Uma mulher desenhando é a coisa mais linda!

Ela se senta com ternura, ajeita o corpo na cadeira, imobilizando-o docemente, feito uma estátua perto de virar pessoa, e, em curtíssima meditação, inspira e expira o ar sortudo que passa diante de seu rosto em perfume.

(a manhã nasce sobre o Brasil, e os poucos passarinhos que ainda vivem na cidade cantam, apesar da cidade)

Depois, ela abre o estojo e tira um lápis, que lhe vem à mão como um homenzinho magro e rendido, e prestes a cumprir sua sina (como todo homem que se preze): ser instrumento da mão feminina, riscar o que ela manda, achando (pobre tonto) que risca o que quer.

Ela fecha o estojo, e é como se mostrasse ao lápis, ao homem-lápis, isso: vê o mundo, criatura, por minhas mãos, porque dentro desse casulo em que você vive, com tantos lápis sem razão de ser ao seu lado, você não passa de um pedacinho de carbono...

(há café sendo coado, há cuscuz no vapor, e esses cheiros se espalham pela casa, mas nada mais que isso: silêncio, por Deus, que há uma mulher desenhando na sala...)

Então ela abre o caderno (como se abrisse as portas da vida), inclina o rosto e joga por cima de um ombro os longos cabelos, os cabelos bonitos que deixam ver o rosto inclinado, pensativo, escolhendo a coisa que pretende criar.

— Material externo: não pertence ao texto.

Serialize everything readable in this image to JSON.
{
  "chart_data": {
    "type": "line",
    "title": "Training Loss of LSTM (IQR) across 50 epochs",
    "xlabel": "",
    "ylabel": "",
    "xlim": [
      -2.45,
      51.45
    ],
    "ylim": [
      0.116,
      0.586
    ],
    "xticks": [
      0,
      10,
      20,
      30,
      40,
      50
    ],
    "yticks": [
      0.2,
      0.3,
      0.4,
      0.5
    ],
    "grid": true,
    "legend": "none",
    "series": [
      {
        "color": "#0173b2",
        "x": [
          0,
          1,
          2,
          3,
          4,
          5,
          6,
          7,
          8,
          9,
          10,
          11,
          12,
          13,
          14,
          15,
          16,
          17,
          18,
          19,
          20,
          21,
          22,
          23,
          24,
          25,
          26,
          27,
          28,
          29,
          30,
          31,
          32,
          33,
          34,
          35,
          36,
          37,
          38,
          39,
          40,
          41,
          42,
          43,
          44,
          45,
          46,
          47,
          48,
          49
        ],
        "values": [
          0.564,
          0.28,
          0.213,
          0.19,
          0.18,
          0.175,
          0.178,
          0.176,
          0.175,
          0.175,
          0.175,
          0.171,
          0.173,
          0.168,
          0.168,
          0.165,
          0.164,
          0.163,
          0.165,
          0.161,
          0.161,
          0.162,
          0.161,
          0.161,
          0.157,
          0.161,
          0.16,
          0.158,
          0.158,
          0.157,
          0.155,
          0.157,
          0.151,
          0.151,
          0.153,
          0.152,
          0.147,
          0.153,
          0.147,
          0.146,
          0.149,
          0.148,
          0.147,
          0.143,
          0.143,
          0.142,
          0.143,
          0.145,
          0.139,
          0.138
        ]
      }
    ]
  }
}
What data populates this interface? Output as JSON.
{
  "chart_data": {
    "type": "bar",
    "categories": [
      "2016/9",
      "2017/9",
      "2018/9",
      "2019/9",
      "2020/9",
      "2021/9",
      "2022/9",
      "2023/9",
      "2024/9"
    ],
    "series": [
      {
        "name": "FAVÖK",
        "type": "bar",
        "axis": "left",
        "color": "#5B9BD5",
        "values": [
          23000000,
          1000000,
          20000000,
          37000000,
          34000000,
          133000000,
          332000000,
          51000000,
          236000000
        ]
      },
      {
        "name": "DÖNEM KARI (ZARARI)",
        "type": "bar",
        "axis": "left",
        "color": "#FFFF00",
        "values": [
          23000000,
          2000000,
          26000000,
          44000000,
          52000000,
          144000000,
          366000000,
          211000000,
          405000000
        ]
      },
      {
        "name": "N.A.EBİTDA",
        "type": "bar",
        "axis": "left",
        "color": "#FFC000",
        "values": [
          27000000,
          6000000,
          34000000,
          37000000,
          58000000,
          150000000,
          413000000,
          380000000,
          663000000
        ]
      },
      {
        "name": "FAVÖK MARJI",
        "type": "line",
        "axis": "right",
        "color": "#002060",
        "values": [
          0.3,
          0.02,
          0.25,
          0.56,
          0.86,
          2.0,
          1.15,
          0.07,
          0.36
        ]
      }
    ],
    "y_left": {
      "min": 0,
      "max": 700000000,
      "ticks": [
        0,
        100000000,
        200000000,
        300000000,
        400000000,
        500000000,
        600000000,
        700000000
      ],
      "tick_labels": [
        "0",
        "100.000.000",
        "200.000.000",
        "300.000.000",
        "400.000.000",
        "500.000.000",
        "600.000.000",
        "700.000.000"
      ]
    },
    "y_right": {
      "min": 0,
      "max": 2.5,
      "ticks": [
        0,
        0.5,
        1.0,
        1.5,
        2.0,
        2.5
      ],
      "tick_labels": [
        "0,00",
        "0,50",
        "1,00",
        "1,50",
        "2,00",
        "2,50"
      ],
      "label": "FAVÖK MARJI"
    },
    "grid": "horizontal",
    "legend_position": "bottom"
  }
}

(uma criança acorda, mas para no corredor, sonolenta e curiosa. Fica a querer entender sua mãe, que sem motivo aparente tomou seu material emprestado pra desenhar, nesta manhã igual às outras, neste dia que nem de férias é)

Seus olhos (os da mulher que desenha) estão atentos, há neles alguma coisa mágica. Sua boca está tensa, dentes pressionam o lábio inferior. Sua mão faz o lápis girar. Enfim ela se ilumina, sorri discretamente, acende as pupilas e desenha algo que começa parecendo uma pedra, depois lembra uma flor, depois lembra um bicho, mas dos retoques finais surge um rosto de homem, de um homem preocupado, de olhar distante; de um homem sempre à procura de alguma coisa perdida no infinito – essa coisa que ele procura, aposto meu braço direito, é a mulher que o desenha.